A Totally New Way to Benchmark our Wealth

A Totally New Way to Benchmark our Wealth

Research has produced something known as the Happiness Curve which measures our level of contentment at different ages. Based on my age, I should be at the lowest point of my life. Yikes! Happiness is relatively high from our twenties through our forties, but bottoms around age 55. It begins to increase again in one’s 60 and 70’s.

The well being by age chart

That is certainly cause for reflection. The thing I find most interesting is that we are generally gaining financial strength by our mid fifties. By then, most of us have more money than we’ve ever had.  Our incomes are higher, our debts lower and our investments have accumulated. It’s when people put major expenses like home buying and educating children behind them and start to look ahead to the next big milestone – retirement.

So why the long faces?

As a wealth management professional, that makes me ask if we are adequately connecting our money to our happiness. I’m definitely not saying that money can buy happiness.  I’ve written about that before. But an increase in our net worth should be wind at our back and give us one less thing to worry about.

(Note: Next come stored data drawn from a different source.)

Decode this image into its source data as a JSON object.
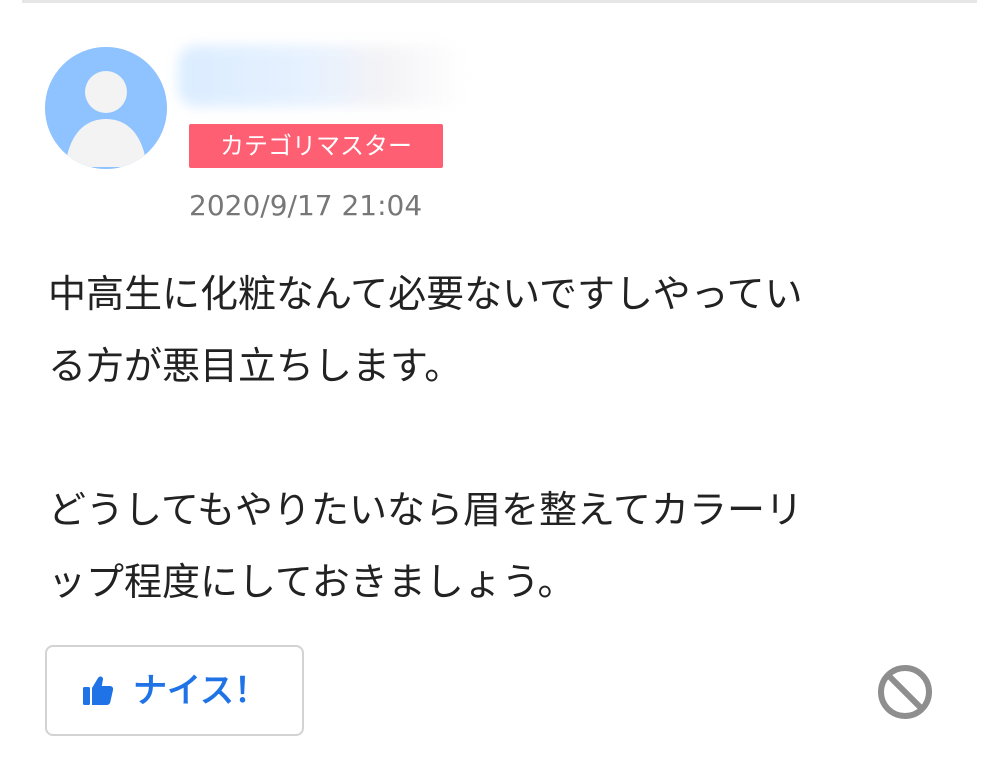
{
  "answer": {
    "user": {
      "badge": "カテゴリマスター"
    },
    "timestamp": "2020/9/17 21:04",
    "body": {
      "lines": [
        "中高生に化粧なんて必要ないですしやってい",
        "る方が悪目立ちします。",
        "",
        "どうしてもやりたいなら眉を整えてカラーリ",
        "ップ程度にしておきましょう。"
      ]
    },
    "actions": {
      "nice_label": "ナイス！",
      "nice_icon": "thumbs-up-icon",
      "report_icon": "no-entry-icon"
    }
  },
  "colors": {
    "badge_background": "#ff5f73",
    "link_blue": "#1f73e6",
    "muted_text": "#777777",
    "avatar_background": "#8fc3ff"
  }
}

Portfolio Managers track investment performance using benchmarks. If they’re trying to measure whether they’ve done a good job in selecting Canadian stocks, they’ll compare their return in that area to the return of the TSX. In recent years, wealth managers have taken to measuring the performance of clients’ overall portfolios in relation to their goals and their financial plan. It matters less, they would say, to beat a stock index than it does to be on track with your plan. They call it goals-based reporting.

But maybe we need to track it even more differently than that. Maybe our wealth benchmarks need to evolve, even if perhaps they are less empirical (numbers-based). If happiness and fulfillment are our ultimate goals, we shouldn’t be asking “did I beat the index?”, we should be asking questions like this:

  • What is most important to me in life? Is my wealth supporting that?
  • Do I feel like my wealth can help me move forward to where I want to be next in life?
  • Is my wealth a source of security? Does it help me sleep better or does it cause me worry?
  • Does my wealth make me feel better about myself? It is a reflection of who I am or who I want to be?

 

I’ve heard it said that if you want to see where a person’s priorities lie, look at their calendar. But shouldn’t our bank statement tell something about that too?  If we ask ourselves “what is most important to me in life? From what do I derive the most peace, contentment, and fulfillment?”, shouldn’t our money be focused, at least in part, on achieving those things?

I’m sure there are a lot of things that contribute to this low point for middle-aged people. Money may be among them but is probably not the biggest contributing factor. In my dealings with clients, it’s usually the elderly who resist using their money to make life easier. People invest all their lives to have money “in case they need it” and are then reticent to put it to use for those purposes. As people age and they struggle to maintain their home or can no longer drive, they avoid using their money to pay someone to help with these things when it could make their life so much easier.

Let’s not build wealth for the sake of building wealth. Let’s build it for it can do for us and for others too. It should always be closely aligned with our priorities, our values, and what brings us happiness and fulfillment.